Strain factorization and partitioning in the North Mountain thrust sheet, central Appalachians, U.S.A.

Abstract

By examining finite strain distribution and partitioning strain among deformation mechanisms, a model of thrust sheet deformation is established. The model takes into account kinematic history and environmental conditions. In the North Mountain thrust sheet of northern Virginia, factorizing finite strain into pure and simple shear components shows that the thrust sheet experienced 6–13% pure shear shortening parallel to the transport direction. Thrust-parallel simple shear strains increase slightly from the top of the thrust sheet toward the base. Within 500 m of the floor thrust, however, simple shear values increase markedly toward the basal thrust. This strain pattern occurs throughout the thrust sheet, overprinting earlier imbricate structures. Therefore, the finite strain in the thrust sheet may be modelled as a transport-parallel pure and simple shear applied during the major transport episode, and after thrust sheet imbrication. This transport-related strain overprints a weak layer-parallel shortening that is probably related to earlier passage of the thrust tip. Rocks in the thrust sheet with X/ Z strain ratios greater than 1.35 have a slight crystallographic preferred orientation and are therefore tectonites in a strict sense. The distribution of tectonites within the thrust sheet defines a ‘tectonite front’ that is inclined toward the foreland.
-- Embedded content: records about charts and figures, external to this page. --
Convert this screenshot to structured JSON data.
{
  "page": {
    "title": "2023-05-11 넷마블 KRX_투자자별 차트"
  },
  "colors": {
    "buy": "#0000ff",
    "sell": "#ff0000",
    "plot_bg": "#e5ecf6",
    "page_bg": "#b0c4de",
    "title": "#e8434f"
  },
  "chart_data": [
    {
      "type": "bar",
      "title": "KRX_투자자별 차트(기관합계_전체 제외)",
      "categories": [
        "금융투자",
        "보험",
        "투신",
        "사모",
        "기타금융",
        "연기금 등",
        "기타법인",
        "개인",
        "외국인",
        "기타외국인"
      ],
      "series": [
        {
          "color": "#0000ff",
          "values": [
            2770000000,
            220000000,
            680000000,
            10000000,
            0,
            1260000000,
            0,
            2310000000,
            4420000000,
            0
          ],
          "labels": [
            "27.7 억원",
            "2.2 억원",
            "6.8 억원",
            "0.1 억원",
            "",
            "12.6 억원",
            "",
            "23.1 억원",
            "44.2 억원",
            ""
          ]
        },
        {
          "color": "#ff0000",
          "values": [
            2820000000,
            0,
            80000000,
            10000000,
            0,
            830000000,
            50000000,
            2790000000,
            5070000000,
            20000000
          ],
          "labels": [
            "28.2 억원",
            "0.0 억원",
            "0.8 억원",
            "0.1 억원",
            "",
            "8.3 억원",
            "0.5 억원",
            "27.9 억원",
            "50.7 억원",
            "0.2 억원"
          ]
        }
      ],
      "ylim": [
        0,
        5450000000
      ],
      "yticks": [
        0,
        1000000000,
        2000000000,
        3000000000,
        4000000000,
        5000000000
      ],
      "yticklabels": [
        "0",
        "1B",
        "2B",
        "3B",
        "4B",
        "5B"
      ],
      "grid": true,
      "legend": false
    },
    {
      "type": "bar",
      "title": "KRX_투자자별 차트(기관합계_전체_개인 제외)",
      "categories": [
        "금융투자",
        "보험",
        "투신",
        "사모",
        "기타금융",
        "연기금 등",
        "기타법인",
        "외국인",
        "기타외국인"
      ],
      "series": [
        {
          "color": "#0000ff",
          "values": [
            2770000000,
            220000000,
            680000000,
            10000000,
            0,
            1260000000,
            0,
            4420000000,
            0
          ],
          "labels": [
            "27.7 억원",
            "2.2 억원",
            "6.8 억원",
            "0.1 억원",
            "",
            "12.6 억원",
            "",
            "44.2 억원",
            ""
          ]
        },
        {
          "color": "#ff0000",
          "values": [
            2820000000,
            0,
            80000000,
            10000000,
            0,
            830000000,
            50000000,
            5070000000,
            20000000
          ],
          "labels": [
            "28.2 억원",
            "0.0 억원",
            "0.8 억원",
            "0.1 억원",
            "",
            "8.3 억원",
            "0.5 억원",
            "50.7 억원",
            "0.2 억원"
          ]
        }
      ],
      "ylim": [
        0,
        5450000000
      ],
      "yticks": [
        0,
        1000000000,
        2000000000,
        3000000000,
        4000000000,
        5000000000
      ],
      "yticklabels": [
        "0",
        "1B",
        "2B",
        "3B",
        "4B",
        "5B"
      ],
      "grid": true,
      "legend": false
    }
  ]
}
In the North Mountain thrust sheet the ‘tectonite front’ also generally coincides with the transition to high-temperature deformation mechanisms, and ultimately may parallel a paleo-isotherm within the thrust wedge. Strain partitioning indicates that approximately 70% of the finite strain results from intragranular mechanisms (i.e. dislocation glide, dislocation creep and diffusion mechanisms); 25% results from calcite twinning; and less than 5% resulted from transgranular mechanisms such as pressure solution. In non-tectonites, approximately 50% of the finite strain results from pressure solution and intragranular mechanisms, with the remaining strain due to twinning in calcite.